You have a logo PNG someone sent you, and you need it at any size — embroidered on a hat, two stories tall on a billboard, one inch tall on a business card. The PNG looks great at the size it was exported and terrible scaled up. You need a vector.
Converting a raster image (PNG, JPG, WebP) to an SVG vector is called tracing. It's an approximation — not magic — and how well it works depends entirely on what you're tracing. Here's how to do it for free, in your browser, and how to know when it'll actually look good.
Trace an image to SVGWhat tracing actually is
An SVG is a list of geometric shapes (paths, polygons, circles) defined as math. A PNG is a grid of pixels. Tracing reads the pixels, groups them into regions of similar color, and approximates each region with vector paths.
What this means in practice:
- Solid blocks of color trace cleanly into single paths.
- Sharp edges between two colors trace into crisp boundaries.
- Gradients, fine detail, and noise (skin tones, foliage, sky) get reduced to a small number of poster-like color regions and lose photorealism.
- Anti-aliased edges around text can come out fuzzy unless you trace at high contrast.
The takeaway: tracing works for flat illustrations, logos, icons, and line art. It does not work for photos.
The three-step browser flow
- Open freefileconverter.ai/image-to-svg.
- Drop your PNG, JPG, WebP, or HEIC onto the page.
- Pick a Detail level and Color mode, then click Convert. The .svg file downloads to your machine.
Three settings worth knowing:
| Setting | What it does | Pick this when |
|---|---|---|
| Detail — Simple / Balanced / Detailed | Controls how many path segments are used. More detail = more accurate shapes + bigger file | Simple for icons; Balanced for typical logos; Detailed for illustrations |
| Color mode — Color / Black & white | Full palette tracing vs. forced 2-color (black + white) | B&W for line drawings, signature scans, or any single-tone logo |
| Max colors — 2 / 4 / 8 / 16 / 32 | Limits the palette of the traced output | 2 for line art, 8 for most logos, 32 for richer illustrations |
What works well and what doesn't
| Source type | Trace quality | Note |
|---|---|---|
| Two-tone logo (signature, icon, monogram) | Excellent | Use B&W mode, Detailed |
| Flat multi-color logo | Very good | Color mode, 8–16 max colors, Balanced detail |
| Hand-drawn sketch | Good | B&W mode, Detailed; scan at high contrast first |
| UI screenshot (button, icon) | Good | Color mode, 4–8 max colors, Simple detail |
| Illustration with gradients | Fair | Color mode, 16+ colors, Detailed — gradients become posterized bands |
| Photograph | Poor (stylized, not faithful) | Use for an artistic effect; not for a faithful conversion. Save as WebP or JPG instead. |
If a logo PNG is what you have, ask whoever owns the brand for the original vector source first. Tracing is the fallback for when the original isn't available — it always loses some fidelity vs. the source file.

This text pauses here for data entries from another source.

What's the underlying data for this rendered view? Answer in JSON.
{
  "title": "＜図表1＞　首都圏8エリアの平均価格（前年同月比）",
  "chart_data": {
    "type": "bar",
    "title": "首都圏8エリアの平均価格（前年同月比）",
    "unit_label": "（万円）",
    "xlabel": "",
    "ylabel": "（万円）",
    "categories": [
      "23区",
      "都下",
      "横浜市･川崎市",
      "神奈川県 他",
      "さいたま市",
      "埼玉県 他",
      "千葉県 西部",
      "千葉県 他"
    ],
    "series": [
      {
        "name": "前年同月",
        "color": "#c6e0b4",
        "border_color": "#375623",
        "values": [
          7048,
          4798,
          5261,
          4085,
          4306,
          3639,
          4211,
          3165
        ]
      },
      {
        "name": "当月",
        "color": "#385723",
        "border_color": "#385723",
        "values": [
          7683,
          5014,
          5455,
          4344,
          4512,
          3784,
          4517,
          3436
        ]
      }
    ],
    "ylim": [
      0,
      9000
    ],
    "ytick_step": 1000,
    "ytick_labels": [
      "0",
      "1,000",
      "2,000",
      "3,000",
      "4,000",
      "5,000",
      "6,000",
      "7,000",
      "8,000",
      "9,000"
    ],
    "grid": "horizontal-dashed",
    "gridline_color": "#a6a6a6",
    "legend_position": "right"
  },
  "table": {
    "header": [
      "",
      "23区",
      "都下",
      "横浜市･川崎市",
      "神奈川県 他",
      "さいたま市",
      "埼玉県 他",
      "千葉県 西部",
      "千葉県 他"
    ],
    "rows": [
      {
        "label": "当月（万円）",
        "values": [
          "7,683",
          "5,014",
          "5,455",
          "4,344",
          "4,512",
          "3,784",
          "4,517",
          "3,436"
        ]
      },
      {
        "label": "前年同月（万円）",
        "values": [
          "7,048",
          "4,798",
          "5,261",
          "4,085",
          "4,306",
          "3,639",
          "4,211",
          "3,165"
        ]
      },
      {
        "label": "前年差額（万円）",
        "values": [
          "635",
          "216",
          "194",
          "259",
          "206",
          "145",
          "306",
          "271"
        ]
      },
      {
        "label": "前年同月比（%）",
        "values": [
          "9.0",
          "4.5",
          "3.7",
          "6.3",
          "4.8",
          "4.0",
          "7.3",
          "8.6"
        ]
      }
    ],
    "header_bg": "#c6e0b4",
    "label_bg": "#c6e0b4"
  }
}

Tracing tips for cleaner SVGs
- Start at the right size. The tracer caps source images at 1024 px on the longest edge to keep things interactive. Pre-scaling to roughly the final use size before tracing produces cleaner output.
- Crop tight. Trim whitespace before tracing — there's no reason to encode background pixels as paths.
- Increase contrast for line art. If you're tracing a pencil sketch, run it through a brightness/contrast pass first so the lines are nearly black and the paper is nearly white.
- Try B&W first for logos. Even if your logo is colored, tracing as B&W and then recoloring the resulting paths in a vector editor often gives cleaner shapes than tracing the colored version directly.
After the trace — editing the SVG
The output is plain text. Open the .svg in any vector editor:
- Inkscape — free, open source, fine on Mac/Windows/Linux.
- Figma — free tier, runs in a browser; great for quick edits.
- Affinity Designer — one-time purchase, no subscription.
- Adobe Illustrator — the industry standard, subscription-only.
Common post-trace edits: remove the background path (often a large rectangle that snuck in), simplify dense path nodes, recolor individual shapes, group related paths.
Going the other direction
If you have an SVG and need a raster version (a thumbnail, an icon at a specific size, a PNG for an email signature), use:
- SVG to PNG — pick output size and background color.
- SVG to JPG — flatter file, JPEG-friendly artwork only.
- SVG to PDF — for print-ready vector PDFs.
The bottom line
SVG tracing is one of those features that's been gatekept behind Illustrator for too long. The math is well-understood, the libraries are open source, and modern browsers can run the work in a tab. For logos, icons, and line art, the browser version is honestly fine. For photos, no in-browser or desktop tracer will produce something faithful — that's an inherent limit of the technique, not a bug.